On Thu, May 02, 2024 at 07:08:21PM +0300, Ilpo Järvinen wrote:
> On Thu, 2 May 2024, Andy Shevchenko wrote:
...
> > // Send address to read from
> > - for (i = 1 << (UART_EXAR_REGB_EE_ADDR_SIZE - 1); i; i >>= 1)
> > - exar_ee_write_bit(priv, (ee_addr & i));
> > + for (i = UART_EXAR_REGB_EE_ADDR_SIZE - 1; i >= 0; i--)

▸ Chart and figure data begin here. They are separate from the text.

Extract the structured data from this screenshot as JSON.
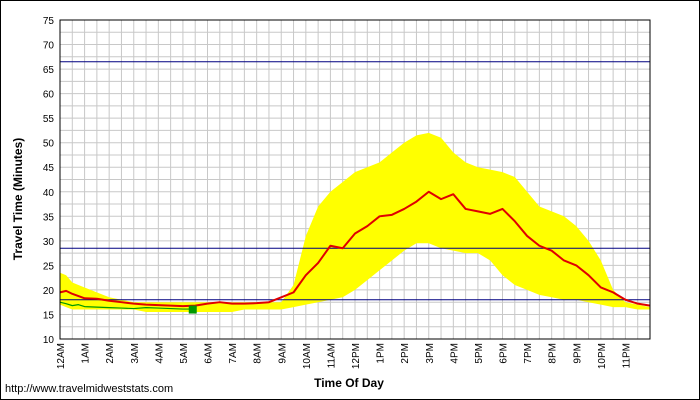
{
  "source_link": "http://www.travelmidweststats.com",
  "chart_data": {
    "type": "line",
    "title": "",
    "xlabel": "Time Of Day",
    "ylabel": "Travel Time (Minutes)",
    "ylim": [
      10,
      75
    ],
    "yticks": [
      10,
      15,
      20,
      25,
      30,
      35,
      40,
      45,
      50,
      55,
      60,
      65,
      70,
      75
    ],
    "xlim": [
      0,
      24
    ],
    "xticks": [
      {
        "x": 0,
        "label": "12AM"
      },
      {
        "x": 1,
        "label": "1AM"
      },
      {
        "x": 2,
        "label": "2AM"
      },
      {
        "x": 3,
        "label": "3AM"
      },
      {
        "x": 4,
        "label": "4AM"
      },
      {
        "x": 5,
        "label": "5AM"
      },
      {
        "x": 6,
        "label": "6AM"
      },
      {
        "x": 7,
        "label": "7AM"
      },
      {
        "x": 8,
        "label": "8AM"
      },
      {
        "x": 9,
        "label": "9AM"
      },
      {
        "x": 10,
        "label": "10AM"
      },
      {
        "x": 11,
        "label": "11AM"
      },
      {
        "x": 12,
        "label": "12PM"
      },
      {
        "x": 13,
        "label": "1PM"
      },
      {
        "x": 14,
        "label": "2PM"
      },
      {
        "x": 15,
        "label": "3PM"
      },
      {
        "x": 16,
        "label": "4PM"
      },
      {
        "x": 17,
        "label": "5PM"
      },
      {
        "x": 18,
        "label": "6PM"
      },
      {
        "x": 19,
        "label": "7PM"
      },
      {
        "x": 20,
        "label": "8PM"
      },
      {
        "x": 21,
        "label": "9PM"
      },
      {
        "x": 22,
        "label": "10PM"
      },
      {
        "x": 23,
        "label": "11PM"
      }
    ],
    "grid": true,
    "band_color": "#ffff00",
    "band_x": [
      0,
      0.25,
      0.5,
      1,
      1.5,
      2,
      2.5,
      3,
      3.5,
      4,
      4.5,
      5,
      5.5,
      6,
      6.5,
      7,
      7.5,
      8,
      8.5,
      9,
      9.5,
      10,
      10.5,
      11,
      11.5,
      12,
      12.5,
      13,
      13.5,
      14,
      14.5,
      15,
      15.5,
      16,
      16.5,
      17,
      17.5,
      18,
      18.5,
      19,
      19.5,
      20,
      20.5,
      21,
      21.5,
      22,
      22.5,
      23,
      23.5,
      24
    ],
    "band_upper": [
      23.5,
      23,
      21.5,
      20.5,
      19.5,
      18.5,
      18,
      17.5,
      17.5,
      17.5,
      17.5,
      17.5,
      17.5,
      17.5,
      17.5,
      17.5,
      17.5,
      17.5,
      17.5,
      17.5,
      21,
      31,
      37,
      40,
      42,
      44,
      45,
      46,
      48,
      50,
      51.5,
      52,
      51,
      48,
      46,
      45,
      44.5,
      44,
      43,
      40,
      37,
      36,
      35,
      33,
      30,
      26,
      20,
      17.5,
      17,
      16.5
    ],
    "band_lower": [
      17,
      16.5,
      16,
      16,
      16,
      16,
      16,
      16,
      15.5,
      15.5,
      15.5,
      15.5,
      15.5,
      15.5,
      15.5,
      15.5,
      16,
      16,
      16,
      16,
      16.5,
      17,
      17.5,
      18,
      18.5,
      20,
      22,
      24,
      26,
      28,
      29.5,
      29.5,
      28.5,
      28,
      27.5,
      27.5,
      26,
      23,
      21,
      20,
      19,
      18.5,
      18,
      18,
      17.5,
      17,
      16.5,
      16.5,
      16,
      16
    ],
    "thresholds": [
      {
        "y": 66.5,
        "color": "#000080"
      },
      {
        "y": 28.5,
        "color": "#000080"
      },
      {
        "y": 18,
        "color": "#000080"
      }
    ],
    "series": [
      {
        "color": "#e00000",
        "x": [
          0,
          0.25,
          0.5,
          1,
          1.5,
          2,
          2.5,
          3,
          3.5,
          4,
          4.5,
          5,
          5.5,
          6,
          6.5,
          7,
          7.5,
          8,
          8.5,
          9,
          9.5,
          10,
          10.5,
          11,
          11.5,
          12,
          12.5,
          13,
          13.5,
          14,
          14.5,
          15,
          15.5,
          16,
          16.5,
          17,
          17.5,
          18,
          18.5,
          19,
          19.5,
          20,
          20.5,
          21,
          21.5,
          22,
          22.5,
          23,
          23.5,
          24
        ],
        "y": [
          19.5,
          19.8,
          19.2,
          18.3,
          18.2,
          17.8,
          17.5,
          17.2,
          17,
          16.9,
          16.8,
          16.7,
          16.8,
          17.2,
          17.5,
          17.2,
          17.2,
          17.3,
          17.5,
          18.5,
          19.5,
          23,
          25.5,
          29,
          28.5,
          31.5,
          33,
          35,
          35.3,
          36.5,
          38,
          40,
          38.5,
          39.5,
          36.5,
          36,
          35.5,
          36.5,
          34,
          31,
          29,
          28,
          26,
          25,
          23,
          20.5,
          19.5,
          18,
          17.2,
          16.8
        ]
      },
      {
        "color": "#009900",
        "x": [
          0,
          0.25,
          0.5,
          0.75,
          1,
          1.5,
          2,
          2.5,
          3,
          3.5,
          4,
          4.5,
          5,
          5.5
        ],
        "y": [
          17.5,
          17.2,
          16.8,
          17,
          16.6,
          16.5,
          16.4,
          16.3,
          16.2,
          16.4,
          16.3,
          16.2,
          16.1,
          16.1
        ]
      }
    ],
    "current_marker": {
      "x": 5.4,
      "y": 16,
      "color": "#009900"
    }
  }
}
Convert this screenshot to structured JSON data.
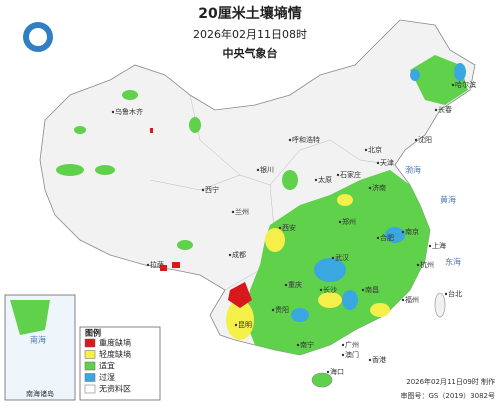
{
  "header": {
    "title": "20厘米土壤墒情",
    "time": "2026年02月11日08时",
    "issuer": "中央气象台"
  },
  "legend": {
    "title": "图例",
    "items": [
      {
        "label": "重度缺墒",
        "color": "#d7191c"
      },
      {
        "label": "轻度缺墒",
        "color": "#f5ef4a"
      },
      {
        "label": "适宜",
        "color": "#5fd14a"
      },
      {
        "label": "过湿",
        "color": "#3aa7e0"
      },
      {
        "label": "无资料区",
        "color": "#ffffff"
      }
    ]
  },
  "places": [
    "乌鲁木齐",
    "拉萨",
    "西宁",
    "兰州",
    "银川",
    "呼和浩特",
    "北京",
    "天津",
    "石家庄",
    "太原",
    "济南",
    "郑州",
    "西安",
    "成都",
    "重庆",
    "武汉",
    "合肥",
    "南京",
    "上海",
    "杭州",
    "长沙",
    "南昌",
    "福州",
    "台北",
    "贵阳",
    "昆明",
    "南宁",
    "广州",
    "香港",
    "澳门",
    "海口",
    "沈阳",
    "长春",
    "哈尔滨"
  ],
  "seas": [
    "渤海",
    "黄海",
    "东海",
    "南海"
  ],
  "inset": {
    "label": "南海诸岛"
  },
  "footer": {
    "made": "2026年02月11日09时 制作",
    "review": "审图号：GS（2019）3082号"
  }
}
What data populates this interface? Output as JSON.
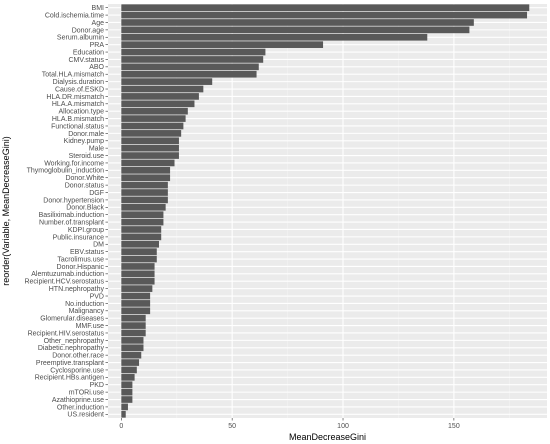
{
  "chart_data": {
    "type": "bar",
    "orientation": "horizontal",
    "xlabel": "MeanDecreaseGini",
    "ylabel": "reorder(Variable, MeanDecreaseGini)",
    "xlim": [
      -6,
      192
    ],
    "x_ticks": [
      0,
      50,
      100,
      150
    ],
    "grid": true,
    "colors": {
      "panel": "#ebebeb",
      "grid_major": "#ffffff",
      "grid_minor": "#f3f3f3",
      "bar": "#595959",
      "tick_text": "#4d4d4d"
    },
    "categories": [
      "BMI",
      "Cold.ischemia.time",
      "Age",
      "Donor.age",
      "Serum.albumin",
      "PRA",
      "Education",
      "CMV.status",
      "ABO",
      "Total.HLA.mismatch",
      "Dialysis.duration",
      "Cause.of.ESKD",
      "HLA.DR.mismatch",
      "HLA.A.mismatch",
      "Allocation.type",
      "HLA.B.mismatch",
      "Functional.status",
      "Donor.male",
      "Kidney.pump",
      "Male",
      "Steroid.use",
      "Working.for.income",
      "Thymoglobulin_induction",
      "Donor.White",
      "Donor.status",
      "DGF",
      "Donor.hypertension",
      "Donor.Black",
      "Basiliximab.induction",
      "Number.of.transplant",
      "KDPI.group",
      "Public.insurance",
      "DM",
      "EBV.status",
      "Tacrolimus.use",
      "Donor.Hispanic",
      "Alemtuzumab.induction",
      "Recipient.HCV.serostatus",
      "HTN.nephropathy",
      "PVD",
      "No.induction",
      "Malignancy",
      "Glomerular.diseases",
      "MMF.use",
      "Recipient.HIV.serostatus",
      "Other_nephropathy",
      "Diabetic.nephropathy",
      "Donor.other.race",
      "Preemptive.transplant",
      "Cyclosporine.use",
      "Recipient.HBs.antigen",
      "PKD",
      "mTORi.use",
      "Azathioprine.use",
      "Other.induction",
      "US.resident"
    ],
    "values": [
      184,
      183,
      159,
      157,
      138,
      91,
      65,
      64,
      62,
      61,
      41,
      37,
      35,
      33,
      30,
      29,
      28,
      27,
      26,
      26,
      26,
      24,
      22,
      22,
      21,
      21,
      21,
      20,
      19,
      19,
      18,
      18,
      17,
      16,
      16,
      15,
      15,
      15,
      14,
      13,
      13,
      13,
      11,
      11,
      11,
      10,
      10,
      9,
      8,
      7,
      6,
      5,
      5,
      5,
      3,
      2
    ]
  }
}
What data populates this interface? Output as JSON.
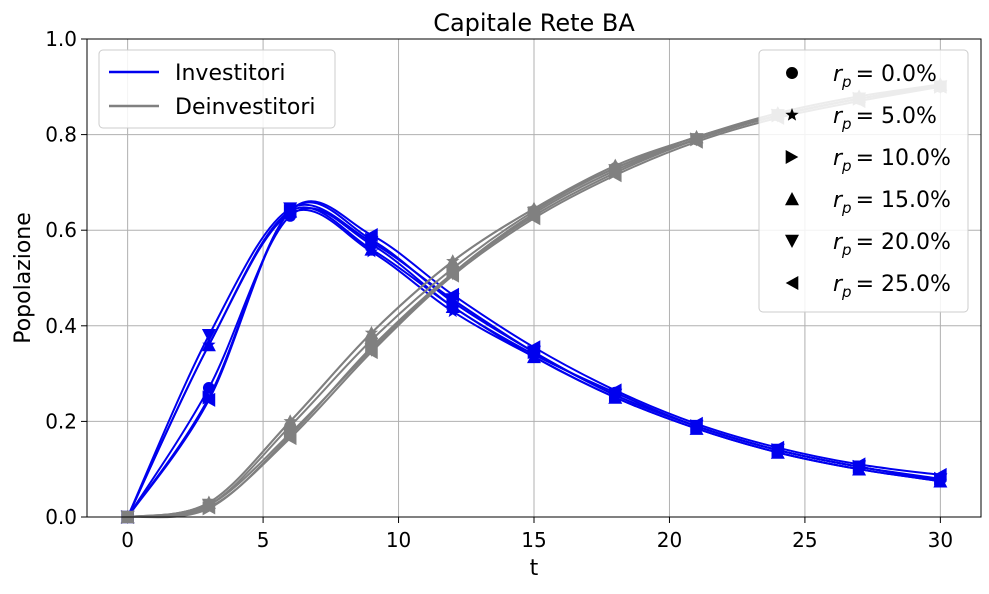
{
  "chart_data": {
    "type": "line",
    "title": "Capitale Rete BA",
    "xlabel": "t",
    "ylabel": "Popolazione",
    "xlim": [
      -1.5,
      31.5
    ],
    "ylim": [
      0,
      1.0
    ],
    "xticks": [
      0,
      5,
      10,
      15,
      20,
      25,
      30
    ],
    "yticks": [
      0.0,
      0.2,
      0.4,
      0.6,
      0.8,
      1.0
    ],
    "grid": true,
    "legend_groups": {
      "location": "top-left",
      "entries": [
        {
          "label": "Investitori",
          "color": "#0000ee"
        },
        {
          "label": "Deinvestitori",
          "color": "#808080"
        }
      ]
    },
    "legend_rates": {
      "location": "top-right",
      "entries": [
        {
          "marker": "circle",
          "prefix": "r",
          "sub": "p",
          "value": "= 0.0%"
        },
        {
          "marker": "star",
          "prefix": "r",
          "sub": "p",
          "value": "= 5.0%"
        },
        {
          "marker": "triangle-right",
          "prefix": "r",
          "sub": "p",
          "value": "= 10.0%"
        },
        {
          "marker": "triangle-up",
          "prefix": "r",
          "sub": "p",
          "value": "= 15.0%"
        },
        {
          "marker": "triangle-down",
          "prefix": "r",
          "sub": "p",
          "value": "= 20.0%"
        },
        {
          "marker": "triangle-left",
          "prefix": "r",
          "sub": "p",
          "value": "= 25.0%"
        }
      ]
    },
    "x": [
      0,
      3,
      6,
      9,
      12,
      15,
      18,
      21,
      24,
      27,
      30
    ],
    "series": [
      {
        "group": "Investitori",
        "rate": "0.0%",
        "marker": "circle",
        "color": "#0000ee",
        "values": [
          0.0,
          0.27,
          0.63,
          0.57,
          0.44,
          0.34,
          0.26,
          0.19,
          0.14,
          0.105,
          0.078
        ]
      },
      {
        "group": "Investitori",
        "rate": "5.0%",
        "marker": "star",
        "color": "#0000ee",
        "values": [
          0.0,
          0.36,
          0.635,
          0.555,
          0.43,
          0.335,
          0.25,
          0.185,
          0.135,
          0.1,
          0.075
        ]
      },
      {
        "group": "Investitori",
        "rate": "10.0%",
        "marker": "triangle-right",
        "color": "#0000ee",
        "values": [
          0.0,
          0.25,
          0.64,
          0.58,
          0.45,
          0.345,
          0.255,
          0.19,
          0.14,
          0.105,
          0.08
        ]
      },
      {
        "group": "Investitori",
        "rate": "15.0%",
        "marker": "triangle-up",
        "color": "#0000ee",
        "values": [
          0.0,
          0.36,
          0.64,
          0.56,
          0.44,
          0.335,
          0.25,
          0.185,
          0.135,
          0.1,
          0.075
        ]
      },
      {
        "group": "Investitori",
        "rate": "20.0%",
        "marker": "triangle-down",
        "color": "#0000ee",
        "values": [
          0.0,
          0.38,
          0.645,
          0.575,
          0.455,
          0.345,
          0.255,
          0.19,
          0.14,
          0.105,
          0.078
        ]
      },
      {
        "group": "Investitori",
        "rate": "25.0%",
        "marker": "triangle-left",
        "color": "#0000ee",
        "values": [
          0.0,
          0.245,
          0.64,
          0.59,
          0.465,
          0.355,
          0.265,
          0.195,
          0.145,
          0.11,
          0.088
        ]
      },
      {
        "group": "Deinvestitori",
        "rate": "0.0%",
        "marker": "circle",
        "color": "#808080",
        "values": [
          0.0,
          0.025,
          0.19,
          0.37,
          0.52,
          0.64,
          0.73,
          0.79,
          0.84,
          0.875,
          0.9
        ]
      },
      {
        "group": "Deinvestitori",
        "rate": "5.0%",
        "marker": "star",
        "color": "#808080",
        "values": [
          0.0,
          0.03,
          0.2,
          0.385,
          0.535,
          0.645,
          0.73,
          0.795,
          0.84,
          0.875,
          0.905
        ]
      },
      {
        "group": "Deinvestitori",
        "rate": "10.0%",
        "marker": "triangle-right",
        "color": "#808080",
        "values": [
          0.0,
          0.018,
          0.17,
          0.355,
          0.51,
          0.63,
          0.72,
          0.79,
          0.84,
          0.875,
          0.9
        ]
      },
      {
        "group": "Deinvestitori",
        "rate": "15.0%",
        "marker": "triangle-up",
        "color": "#808080",
        "values": [
          0.0,
          0.03,
          0.2,
          0.385,
          0.535,
          0.645,
          0.735,
          0.795,
          0.845,
          0.88,
          0.905
        ]
      },
      {
        "group": "Deinvestitori",
        "rate": "20.0%",
        "marker": "triangle-down",
        "color": "#808080",
        "values": [
          0.0,
          0.025,
          0.175,
          0.35,
          0.51,
          0.635,
          0.725,
          0.79,
          0.84,
          0.875,
          0.9
        ]
      },
      {
        "group": "Deinvestitori",
        "rate": "25.0%",
        "marker": "triangle-left",
        "color": "#808080",
        "values": [
          0.0,
          0.02,
          0.165,
          0.345,
          0.505,
          0.625,
          0.715,
          0.785,
          0.835,
          0.87,
          0.9
        ]
      }
    ]
  }
}
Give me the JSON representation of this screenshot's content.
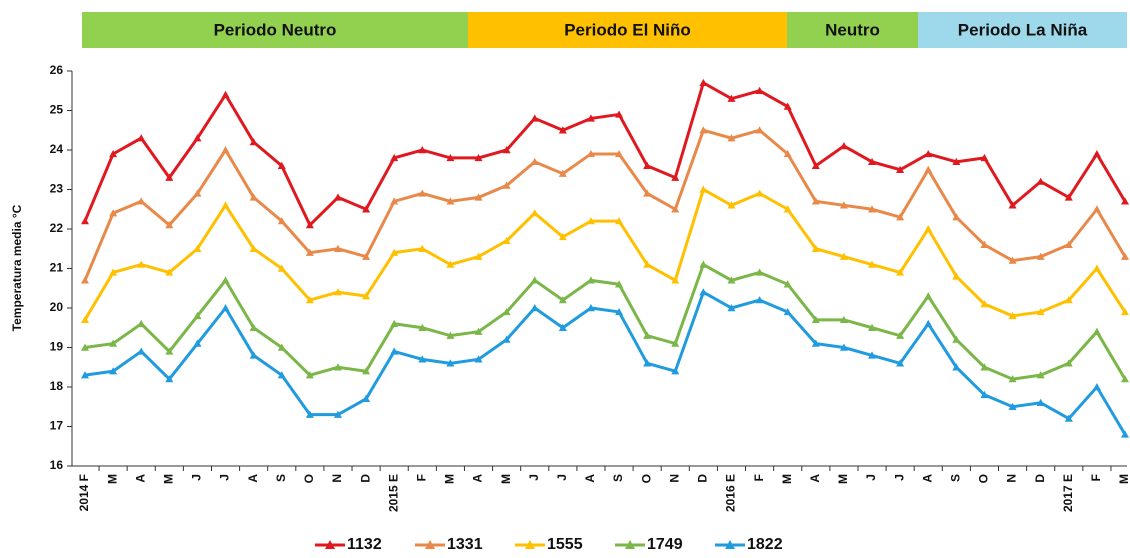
{
  "chart_data": {
    "type": "line",
    "ylabel": "Temperatura media °C",
    "periods": [
      {
        "label": "Periodo Neutro",
        "color": "#92d050"
      },
      {
        "label": "Periodo El Niño",
        "color": "#ffc000"
      },
      {
        "label": "Neutro",
        "color": "#92d050"
      },
      {
        "label": "Periodo La Niña",
        "color": "#9dd9ea"
      }
    ],
    "categories": [
      "2014 F",
      "M",
      "A",
      "M",
      "J",
      "J",
      "A",
      "S",
      "O",
      "N",
      "D",
      "2015 E",
      "F",
      "M",
      "A",
      "M",
      "J",
      "J",
      "A",
      "S",
      "O",
      "N",
      "D",
      "2016 E",
      "F",
      "M",
      "A",
      "M",
      "J",
      "J",
      "A",
      "S",
      "O",
      "N",
      "D",
      "2017 E",
      "F",
      "M"
    ],
    "series": [
      {
        "name": "1132",
        "color": "#e0181f",
        "values": [
          22.2,
          23.9,
          24.3,
          23.3,
          24.3,
          25.4,
          24.2,
          23.6,
          22.1,
          22.8,
          22.5,
          23.8,
          24.0,
          23.8,
          23.8,
          24.0,
          24.8,
          24.5,
          24.8,
          24.9,
          23.6,
          23.3,
          25.7,
          25.3,
          25.5,
          25.1,
          23.6,
          24.1,
          23.7,
          23.5,
          23.9,
          23.7,
          23.8,
          22.6,
          23.2,
          22.8,
          23.9,
          22.7
        ]
      },
      {
        "name": "1331",
        "color": "#e8894a",
        "values": [
          20.7,
          22.4,
          22.7,
          22.1,
          22.9,
          24.0,
          22.8,
          22.2,
          21.4,
          21.5,
          21.3,
          22.7,
          22.9,
          22.7,
          22.8,
          23.1,
          23.7,
          23.4,
          23.9,
          23.9,
          22.9,
          22.5,
          24.5,
          24.3,
          24.5,
          23.9,
          22.7,
          22.6,
          22.5,
          22.3,
          23.5,
          22.3,
          21.6,
          21.2,
          21.3,
          21.6,
          22.5,
          21.3
        ]
      },
      {
        "name": "1555",
        "color": "#ffc000",
        "values": [
          19.7,
          20.9,
          21.1,
          20.9,
          21.5,
          22.6,
          21.5,
          21.0,
          20.2,
          20.4,
          20.3,
          21.4,
          21.5,
          21.1,
          21.3,
          21.7,
          22.4,
          21.8,
          22.2,
          22.2,
          21.1,
          20.7,
          23.0,
          22.6,
          22.9,
          22.5,
          21.5,
          21.3,
          21.1,
          20.9,
          22.0,
          20.8,
          20.1,
          19.8,
          19.9,
          20.2,
          21.0,
          19.9
        ]
      },
      {
        "name": "1749",
        "color": "#7ab648",
        "values": [
          19.0,
          19.1,
          19.6,
          18.9,
          19.8,
          20.7,
          19.5,
          19.0,
          18.3,
          18.5,
          18.4,
          19.6,
          19.5,
          19.3,
          19.4,
          19.9,
          20.7,
          20.2,
          20.7,
          20.6,
          19.3,
          19.1,
          21.1,
          20.7,
          20.9,
          20.6,
          19.7,
          19.7,
          19.5,
          19.3,
          20.3,
          19.2,
          18.5,
          18.2,
          18.3,
          18.6,
          19.4,
          18.2
        ]
      },
      {
        "name": "1822",
        "color": "#1f9bde",
        "values": [
          18.3,
          18.4,
          18.9,
          18.2,
          19.1,
          20.0,
          18.8,
          18.3,
          17.3,
          17.3,
          17.7,
          18.9,
          18.7,
          18.6,
          18.7,
          19.2,
          20.0,
          19.5,
          20.0,
          19.9,
          18.6,
          18.4,
          20.4,
          20.0,
          20.2,
          19.9,
          19.1,
          19.0,
          18.8,
          18.6,
          19.6,
          18.5,
          17.8,
          17.5,
          17.6,
          17.2,
          18.0,
          16.8
        ]
      }
    ],
    "ylim": [
      16,
      26
    ],
    "yticks": [
      16,
      17,
      18,
      19,
      20,
      21,
      22,
      23,
      24,
      25,
      26
    ],
    "grid": false,
    "legend": "bottom"
  }
}
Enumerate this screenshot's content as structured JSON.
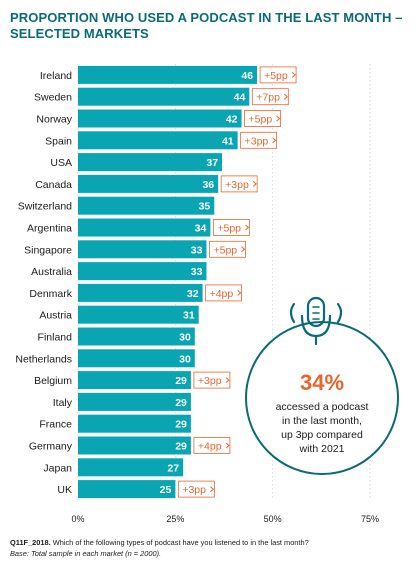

> > + exar_ee_write_bit(priv, ee_addr & BIT(i));
> >
> > // Read data 1 bit at a time
> > for (i = 0; i <= UART_EXAR_REGB_EE_DATA_SIZE; i++) {
> > - data <<= 1;
> > - data |= exar_ee_read_bit(priv);
> > + if (exar_ee_read_bit(priv))
> > + data |= BIT(i);
>
> Does this end up reversing the order of bits? In the original, data was left
> shifted which moved the existing bits and added the lsb but the replacement
> adds highest bit on each iteration?
Oh, seems a good catch!
I was also wondering, but missed this somehow. Seems the EEPROM is in BE mode,
so two loops has to be aligned.
--
With Best Regards,
Andy Shevchenko